By working with animation, I am able to play with fiction and fantasy within a forbidden area and my artistic work is an extension of hypothetical possibility. I am able to go beyond the limit of my reality. By the particularity of animation which is distinguished from reality, I use the animation as a means to overcome my political situation.

The film is based on the memories and testimony of a former South Korean soldier. How did you decide on Mr. Kim as the narrator and how did you gather his testimony? 

Mr Kim is one of the first people that I interviewed. I liked the naivety and intimacy of his story and it was when he told me about the mine and the flower that I immediately saw what I had to do.

You use computer-animation for allowing for us to be invited in to an unreachable space and have used virtual reality filmmaking in the past. Where do you see the direction of virtual reality filmmaking going? 

Virtual reality will take an increasingly important place in our time. It is a fascinating medium which we still have much to learn about so it is important that we experiment with it. In virtual reality, there is no frame, we are completely immersed in it so in a way is more difficult than cinema. It is necessary to work out how to attract the attention of the spectator and direct their glance.
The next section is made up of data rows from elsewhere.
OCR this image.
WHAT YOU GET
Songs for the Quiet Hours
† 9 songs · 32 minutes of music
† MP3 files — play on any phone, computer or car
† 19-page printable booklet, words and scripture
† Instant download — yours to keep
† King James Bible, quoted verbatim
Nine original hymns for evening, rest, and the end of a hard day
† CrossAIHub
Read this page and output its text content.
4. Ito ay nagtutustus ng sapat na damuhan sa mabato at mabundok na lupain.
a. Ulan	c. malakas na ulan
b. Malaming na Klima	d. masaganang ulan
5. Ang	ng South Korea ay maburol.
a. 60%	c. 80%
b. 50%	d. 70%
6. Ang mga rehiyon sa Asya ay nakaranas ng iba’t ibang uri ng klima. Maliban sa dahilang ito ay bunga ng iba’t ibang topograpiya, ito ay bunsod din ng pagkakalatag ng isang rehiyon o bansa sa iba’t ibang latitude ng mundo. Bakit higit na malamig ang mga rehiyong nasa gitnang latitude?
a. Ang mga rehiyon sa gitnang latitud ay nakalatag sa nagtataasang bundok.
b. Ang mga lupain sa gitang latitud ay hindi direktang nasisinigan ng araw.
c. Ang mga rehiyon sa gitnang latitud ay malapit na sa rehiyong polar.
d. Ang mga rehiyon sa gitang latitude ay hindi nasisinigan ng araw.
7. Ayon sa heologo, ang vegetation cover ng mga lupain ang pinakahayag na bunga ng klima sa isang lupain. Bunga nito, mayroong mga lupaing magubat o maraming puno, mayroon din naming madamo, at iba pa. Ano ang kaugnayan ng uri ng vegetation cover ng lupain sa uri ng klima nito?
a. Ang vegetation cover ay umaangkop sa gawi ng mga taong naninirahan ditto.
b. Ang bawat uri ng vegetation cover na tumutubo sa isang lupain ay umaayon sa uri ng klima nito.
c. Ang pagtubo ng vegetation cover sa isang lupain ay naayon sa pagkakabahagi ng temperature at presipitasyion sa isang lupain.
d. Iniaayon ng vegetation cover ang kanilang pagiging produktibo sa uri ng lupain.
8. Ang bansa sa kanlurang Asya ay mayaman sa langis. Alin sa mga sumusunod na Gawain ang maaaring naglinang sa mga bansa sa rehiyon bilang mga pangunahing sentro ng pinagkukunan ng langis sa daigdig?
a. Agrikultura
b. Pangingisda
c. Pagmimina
The themes of identity, freedom and forbidden spaces seem to be recurring in your work. What is it that attracts you to these themes?

I think artistic work is only a pretext for becoming free and it may be that it is not completely possible in this world to have freedom. In art and in fiction, I can do what I can not in reality. It is a way to expand on the possibility of freedom.

There are fictionalised scenes in the film such as the huge explosion of the mines. As a multimedia artist but also a documentary director, do you find there is pressure to always present the truth?

Yes, people often expect a true story especially when you’re shooting in live action. By using animation it allows me to keep a distance and to assume the subjectivity of artist, after all, the truth is not fixed. Truth is so subjective and is always in the process of being transformed. 

489 Years is part of the International Competition 2: No Man’s Land programme.